I've attached a picture of my answer for the mean, but i can't use similar reasoning for the variance.

Answer 1

$P(X=n) = (1-p)^{n-1}p$, if $X$ is a geometric random variable.

$\mathbb{E}[X] = \sum_{n=1}^\infty nP(X=n)$

$ = \sum_{n=1}^\infty n(1-p)^{n-1}p$

Let $S = \sum_{n=1}^\infty nq^{n-1}$ for some $q \in (0,1)$.
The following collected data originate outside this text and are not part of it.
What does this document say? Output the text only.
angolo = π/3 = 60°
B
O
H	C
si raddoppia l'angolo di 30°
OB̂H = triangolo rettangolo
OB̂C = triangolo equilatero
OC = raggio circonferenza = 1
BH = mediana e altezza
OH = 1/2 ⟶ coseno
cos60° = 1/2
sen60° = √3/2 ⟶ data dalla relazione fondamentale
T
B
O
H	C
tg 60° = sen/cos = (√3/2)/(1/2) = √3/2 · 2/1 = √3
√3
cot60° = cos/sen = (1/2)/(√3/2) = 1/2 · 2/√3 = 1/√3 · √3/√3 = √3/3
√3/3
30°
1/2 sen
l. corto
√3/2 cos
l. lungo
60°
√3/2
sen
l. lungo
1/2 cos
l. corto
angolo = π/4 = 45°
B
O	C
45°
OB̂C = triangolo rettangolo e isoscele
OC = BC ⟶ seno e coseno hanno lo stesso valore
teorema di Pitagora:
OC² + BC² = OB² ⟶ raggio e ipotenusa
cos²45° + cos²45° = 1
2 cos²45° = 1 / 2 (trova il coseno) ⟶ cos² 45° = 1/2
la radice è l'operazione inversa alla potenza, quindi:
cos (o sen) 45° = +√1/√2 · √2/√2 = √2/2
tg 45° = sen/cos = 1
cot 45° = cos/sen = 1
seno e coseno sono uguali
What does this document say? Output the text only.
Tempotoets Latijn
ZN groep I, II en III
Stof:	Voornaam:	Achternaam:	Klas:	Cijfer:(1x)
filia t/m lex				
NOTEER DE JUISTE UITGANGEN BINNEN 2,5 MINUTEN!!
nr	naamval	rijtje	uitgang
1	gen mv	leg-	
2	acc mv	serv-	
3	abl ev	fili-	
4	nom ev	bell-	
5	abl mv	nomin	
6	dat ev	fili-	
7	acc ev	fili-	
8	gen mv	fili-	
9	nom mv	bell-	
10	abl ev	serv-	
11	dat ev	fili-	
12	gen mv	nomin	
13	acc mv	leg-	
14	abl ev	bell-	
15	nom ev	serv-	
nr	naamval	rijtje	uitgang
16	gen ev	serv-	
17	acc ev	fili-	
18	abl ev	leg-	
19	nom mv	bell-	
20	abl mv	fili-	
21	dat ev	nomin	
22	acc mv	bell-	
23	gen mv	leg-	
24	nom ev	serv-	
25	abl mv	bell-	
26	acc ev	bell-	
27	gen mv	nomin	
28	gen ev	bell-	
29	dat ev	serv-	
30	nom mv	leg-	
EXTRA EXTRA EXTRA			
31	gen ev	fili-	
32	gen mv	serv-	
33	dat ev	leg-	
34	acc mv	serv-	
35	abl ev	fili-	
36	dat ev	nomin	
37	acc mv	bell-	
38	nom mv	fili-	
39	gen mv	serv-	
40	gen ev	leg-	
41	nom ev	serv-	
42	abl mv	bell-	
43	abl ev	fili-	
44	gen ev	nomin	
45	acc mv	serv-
$S = 1 + 2q + 3 q^2 + \;...$

$qS = \;\;\;\;\;q + 2q^2+ \;...$

$(1-q)S = 1 + q + q^2 + \;... = \frac{1}{1-q}$

implying $S = \frac{1}{(1-q)^2}$.

Using this result, we get:

$\mathbb{E}[X] = \frac{p}{(1-(1-p))^2} = \frac{1}{p}$.

$\mathbb{E}[X^2] = \sum_{n=1}^\infty n^2P(X=n) $

$= \sum_{n=1}^\infty n^2(1-p)^{n-1}p $

Let $S = \sum_{n=1}^\infty n^2 q^{n-1}$ for some $q \in (0,1)$.

$S = 1 + 4q + 9q^2 + \; ... $

$qS = \;\;\;\;\; q+4q^2+\;... $

$(1-q)S = 1 + 3q + 5q^2 + \;...$

$q(1-q)S = \;\;\;\; q +3q^2 + \;...$

$(1-q)^2S = 1 + 2q + 2q^2 + \; ... = 1 + 2q(1+q+q^2+ \; ...)$

$(1-q)^2S = 1 + \frac{2q}{1-q} = \frac{1+q}{1-q} $

implying $S = \frac{1+q}{(1-q)^3}$.

Using this result, we get:

$\mathbb{E}[X^2] = \frac{p(1+1-p)}{(1-(1-p))^3} = \frac{2-p}{p^2} $.

Finally, $Var(X) = \mathbb{E}[X^2] - \mathbb{E}[X]^2 = \frac{2-p}{p^2} - \frac{1}{p^2} = \frac{1-p}{p^2}$.